Thursday, November 3, 2011

Nicotine gateway drug: prepares brain for cocaine

Nicotine may strengthen an individual's response to cocaine.

The Los Angeles Times:

Nicotine appears to be a potent "gateway" drug that enhances the effects of cocaine and possibly boosts the chances of becoming addicted, researchers reported Wednesday in a landmark paper on drug addiction.

While the study was performed in lowly mice, the findings suggest that reducing smoking and the use of other tobacco products -- and even nicotine replacement products and exposure to secondhand smoke -- in humans may have the bilateral impact of curbing addiction to other addictive substances.

"If our findings in mice apply to humans, a decrease in smoking rates in young people would be expected to lead to a decrease in cocaine addiction," the authors wrote.

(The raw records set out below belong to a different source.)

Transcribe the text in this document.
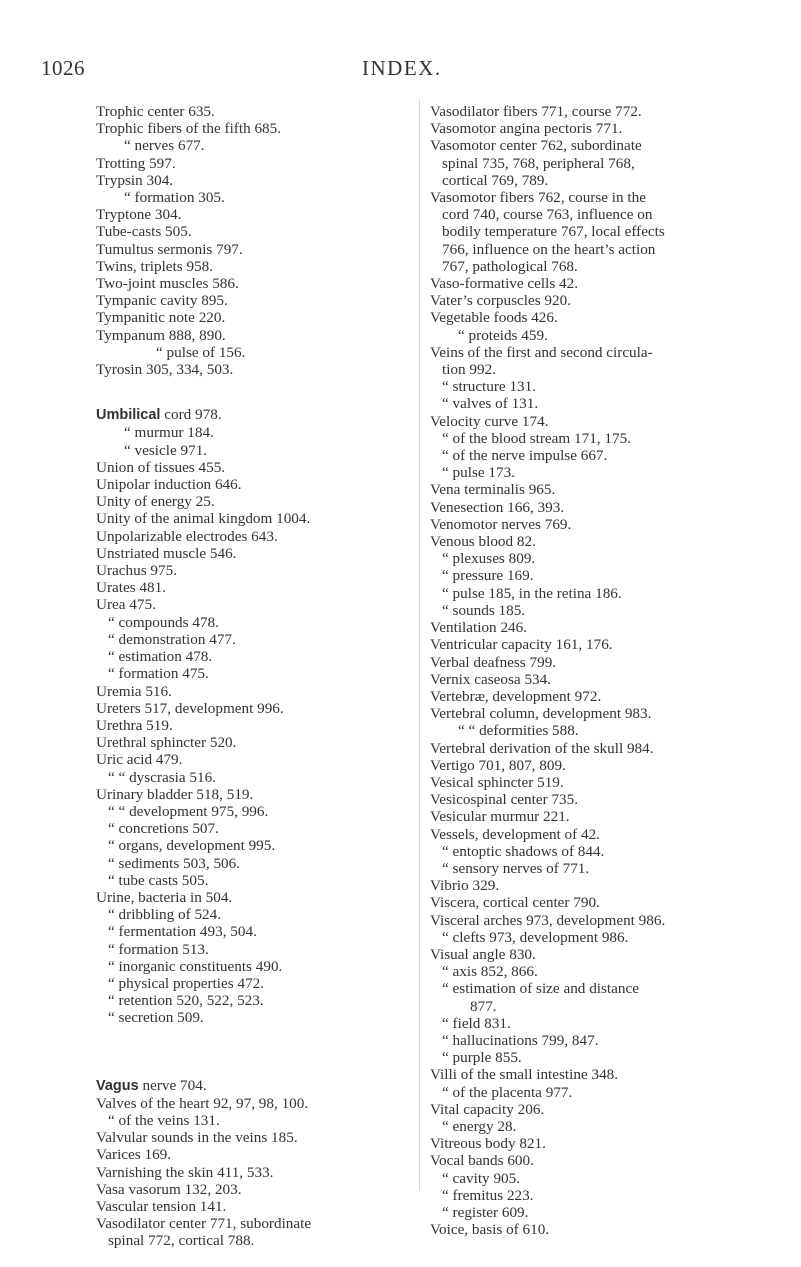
1026	INDEX.

Trophic center 635.

Trophic fibers of the fifth 685.

“ nerves 677.

Trotting 597.

Trypsin 304.

“ formation 305.

Tryptone 304.

Tube-casts 505.

Tumultus sermonis 797.

Twins, triplets 958.

Two-joint muscles 586.

Tympanic cavity 895.

Tympanitic note 220.

Tympanum 888, 890.

“ pulse of 156.

Tyrosin 305, 334, 503.

Umbilical cord 978.

“ murmur 184.

“ vesicle 971.

Union of tissues 455.

Unipolar induction 646.

Unity of energy 25.

Unity of the animal kingdom 1004.

Unpolarizable electrodes 643.

Unstriated muscle 546.

Urachus 975.

Urates 481.

Urea 475.

“ compounds 478.

“ demonstration 477.

“ estimation 478.

“ formation 475.

Uremia 516.

Ureters 517, development 996.

Urethra 519.

Urethral sphincter 520.

Uric acid 479.

“ “ dyscrasia 516.

Urinary bladder 518, 519.

“ “ development 975, 996.

“ concretions 507.

“ organs, development 995.

“ sediments 503, 506.

“ tube casts 505.

Urine, bacteria in 504.

“ dribbling of 524.

“ fermentation 493, 504.

“ formation 513.

“ inorganic constituents 490.

“ physical properties 472.

“ retention 520, 522, 523.

“ secretion 509.

Vagus nerve 704.

Valves of the heart 92, 97, 98, 100.

“ of the veins 131.

Valvular sounds in the veins 185.

Varices 169.

Varnishing the skin 411, 533.

Vasa vasorum 132, 203.

Vascular tension 141.

Vasodilator center 771, subordinate

spinal 772, cortical 788.

Vasodilator fibers 771, course 772.

Vasomotor angina pectoris 771.

Vasomotor center 762, subordinate

spinal 735, 768, peripheral 768,

cortical 769, 789.

Vasomotor fibers 762, course in the

cord 740, course 763, influence on

bodily temperature 767, local effects

766, influence on the heart’s action

767, pathological 768.

Vaso-formative cells 42.

Vater’s corpuscles 920.

Vegetable foods 426.

“ proteids 459.

Veins of the first and second circula-

tion 992.

“ structure 131.

“ valves of 131.

Velocity curve 174.

“ of the blood stream 171, 175.

“ of the nerve impulse 667.

“ pulse 173.

Vena terminalis 965.

Venesection 166, 393.

Venomotor nerves 769.

Venous blood 82.

“ plexuses 809.

“ pressure 169.

“ pulse 185, in the retina 186.

“ sounds 185.

Ventilation 246.

Ventricular capacity 161, 176.

Verbal deafness 799.

Vernix caseosa 534.

Vertebræ, development 972.

Vertebral column, development 983.

“ “ deformities 588.

Vertebral derivation of the skull 984.

Vertigo 701, 807, 809.

Vesical sphincter 519.

Vesicospinal center 735.

Vesicular murmur 221.

Vessels, development of 42.

“ entoptic shadows of 844.

“ sensory nerves of 771.

Vibrio 329.

Viscera, cortical center 790.

Visceral arches 973, development 986.

“ clefts 973, development 986.

Visual angle 830.

“ axis 852, 866.

“ estimation of size and distance

877.

“ field 831.

“ hallucinations 799, 847.

“ purple 855.

Villi of the small intestine 348.

“ of the placenta 977.

Vital capacity 206.

“ energy 28.

Vitreous body 821.

Vocal bands 600.

“ cavity 905.

“ fremitus 223.

“ register 609.

Voice, basis of 610.
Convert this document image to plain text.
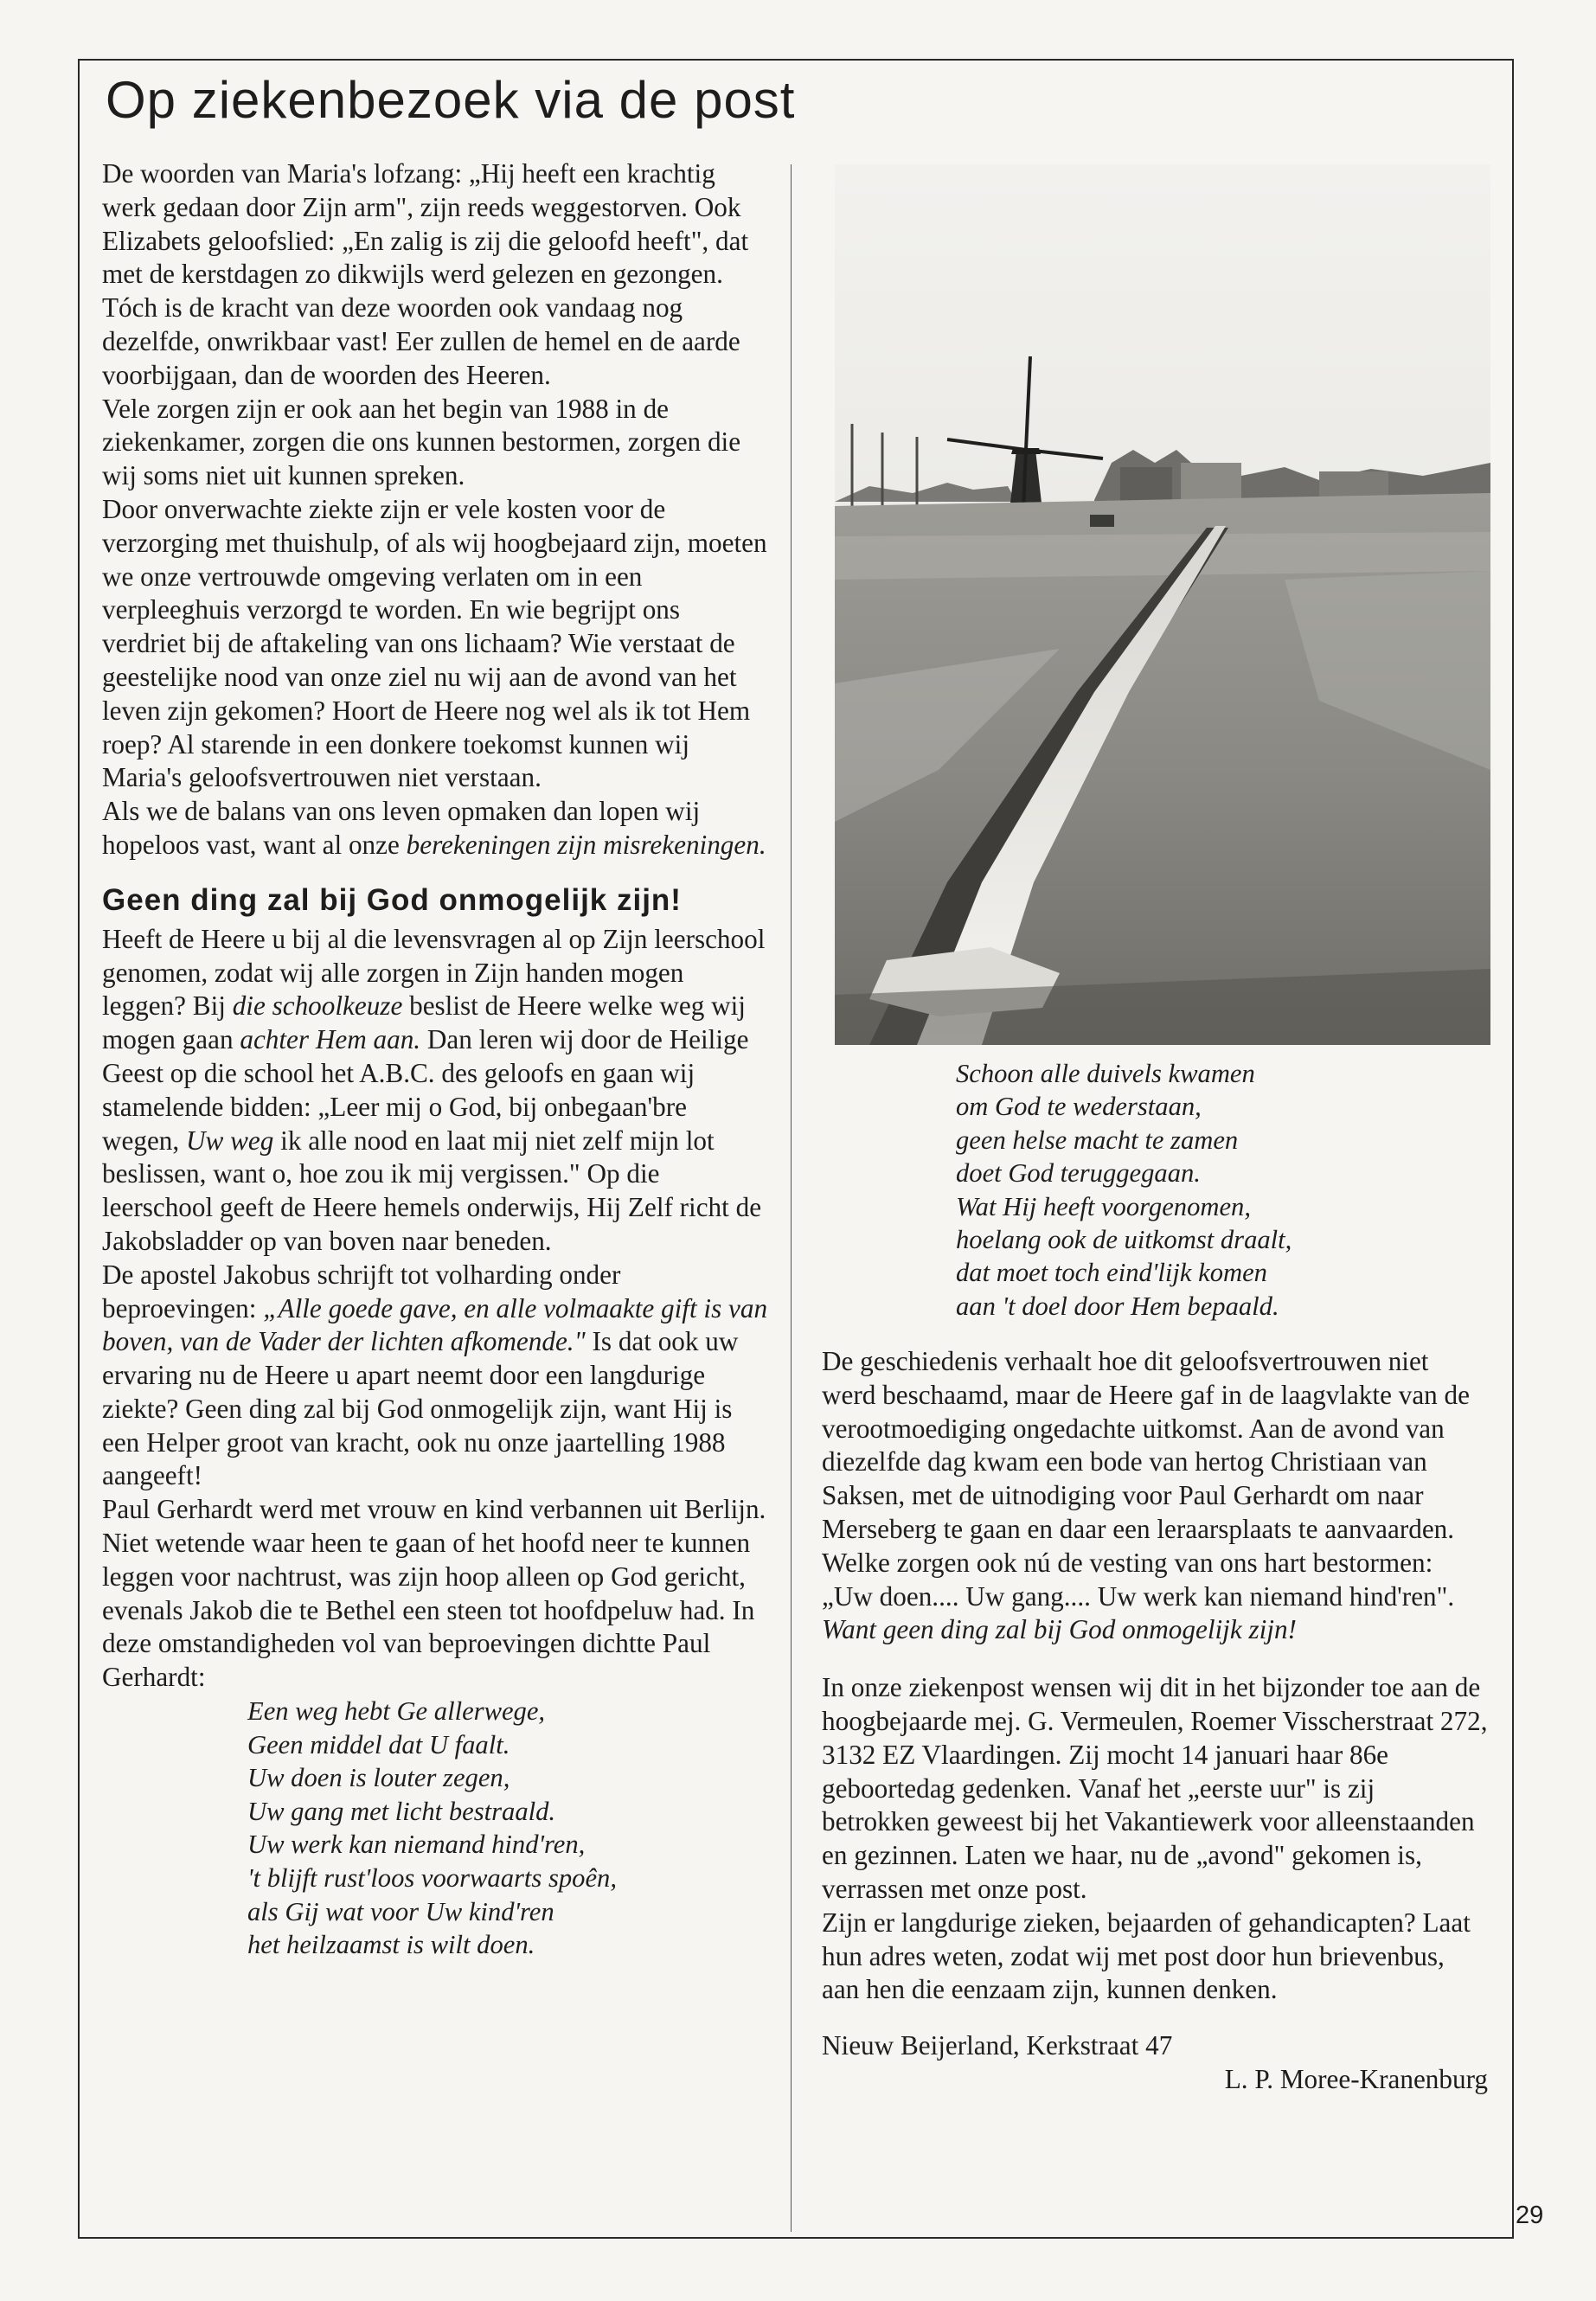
Op ziekenbezoek via de post

De woorden van Maria's lofzang: „Hij heeft een krachtig werk gedaan door Zijn arm", zijn reeds weggestorven. Ook Elizabets geloofslied: „En zalig is zij die geloofd heeft", dat met de kerstdagen zo dikwijls werd gelezen en gezongen. Tóch is de kracht van deze woorden ook vandaag nog dezelfde, onwrikbaar vast! Eer zullen de hemel en de aarde voorbijgaan, dan de woorden des Heeren.

Vele zorgen zijn er ook aan het begin van 1988 in de ziekenkamer, zorgen die ons kunnen bestormen, zorgen die wij soms niet uit kunnen spreken.

Door onverwachte ziekte zijn er vele kosten voor de verzorging met thuishulp, of als wij hoogbejaard zijn, moeten we onze vertrouwde omgeving verlaten om in een verpleeghuis verzorgd te worden. En wie begrijpt ons verdriet bij de aftakeling van ons lichaam? Wie verstaat de geestelijke nood van onze ziel nu wij aan de avond van het leven zijn gekomen? Hoort de Heere nog wel als ik tot Hem roep? Al starende in een donkere toekomst kunnen wij Maria's geloofsvertrouwen niet verstaan.

Als we de balans van ons leven opmaken dan lopen wij hopeloos vast, want al onze berekeningen zijn misrekeningen.

Geen ding zal bij God onmogelijk zijn!

Heeft de Heere u bij al die levensvragen al op Zijn leerschool genomen, zodat wij alle zorgen in Zijn handen mogen leggen? Bij die schoolkeuze beslist de Heere welke weg wij mogen gaan achter Hem aan. Dan leren wij door de Heilige Geest op die school het A.B.C. des geloofs en gaan wij stamelende bidden: „Leer mij o God, bij onbegaan'bre wegen, Uw weg ik alle nood en laat mij niet zelf mijn lot beslissen, want o, hoe zou ik mij vergissen." Op die leerschool geeft de Heere hemels onderwijs, Hij Zelf richt de Jakobsladder op van boven naar beneden.

De apostel Jakobus schrijft tot volharding onder beproevingen: „Alle goede gave, en alle volmaakte gift is van boven, van de Vader der lichten afkomende." Is dat ook uw ervaring nu de Heere u apart neemt door een langdurige ziekte? Geen ding zal bij God onmogelijk zijn, want Hij is een Helper groot van kracht, ook nu onze jaartelling 1988 aangeeft!

Paul Gerhardt werd met vrouw en kind verbannen uit Berlijn. Niet wetende waar heen te gaan of het hoofd neer te kunnen leggen voor nachtrust, was zijn hoop alleen op God gericht, evenals Jakob die te Bethel een steen tot hoofdpeluw had. In deze omstandigheden vol van beproevingen dichtte Paul Gerhardt:

Een weg hebt Ge allerwege,
Geen middel dat U faalt.
Uw doen is louter zegen,
Uw gang met licht bestraald.
Uw werk kan niemand hind'ren,
't blijft rust'loos voorwaarts spoên,
als Gij wat voor Uw kind'ren
het heilzaamst is wilt doen.
Schoon alle duivels kwamen
om God te wederstaan,
geen helse macht te zamen
doet God teruggegaan.
Wat Hij heeft voorgenomen,
hoelang ook de uitkomst draalt,
dat moet toch eind'lijk komen
aan 't doel door Hem bepaald.

De geschiedenis verhaalt hoe dit geloofsvertrouwen niet werd beschaamd, maar de Heere gaf in de laagvlakte van de verootmoediging ongedachte uitkomst. Aan de avond van diezelfde dag kwam een bode van hertog Christiaan van Saksen, met de uitnodiging voor Paul Gerhardt om naar Merseberg te gaan en daar een leraarsplaats te aanvaarden.

Welke zorgen ook nú de vesting van ons hart bestormen: „Uw doen.... Uw gang.... Uw werk kan niemand hind'ren". Want geen ding zal bij God onmogelijk zijn!

In onze ziekenpost wensen wij dit in het bijzonder toe aan de hoogbejaarde mej. G. Vermeulen, Roemer Visscherstraat 272, 3132 EZ Vlaardingen. Zij mocht 14 januari haar 86e geboortedag gedenken. Vanaf het „eerste uur" is zij betrokken geweest bij het Vakantiewerk voor alleenstaanden en gezinnen. Laten we haar, nu de „avond" gekomen is, verrassen met onze post.

Zijn er langdurige zieken, bejaarden of gehandicapten? Laat hun adres weten, zodat wij met post door hun brievenbus, aan hen die eenzaam zijn, kunnen denken.

Nieuw Beijerland, Kerkstraat 47

L. P. Moree-Kranenburg

29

Researchers led by Dr. Amir Levine at Columbia University in New York treated mice with nicotine and then exposed them to cocaine. The mice whose brains had been exposed to nicotine responded differently to the cocaine (exhibiting more characteristics of addiction) compared to mice who weren't exposed first to nicotine. Reversing the order of the drugs by exposing mice to cocaine first then nicotine had no such effect on behavior.

Further, the study demonstrated that nicotine influences substances called histone proteins in the reward center of the brain that in turn activates certain genes and leads to an exaggerated response to cocaine.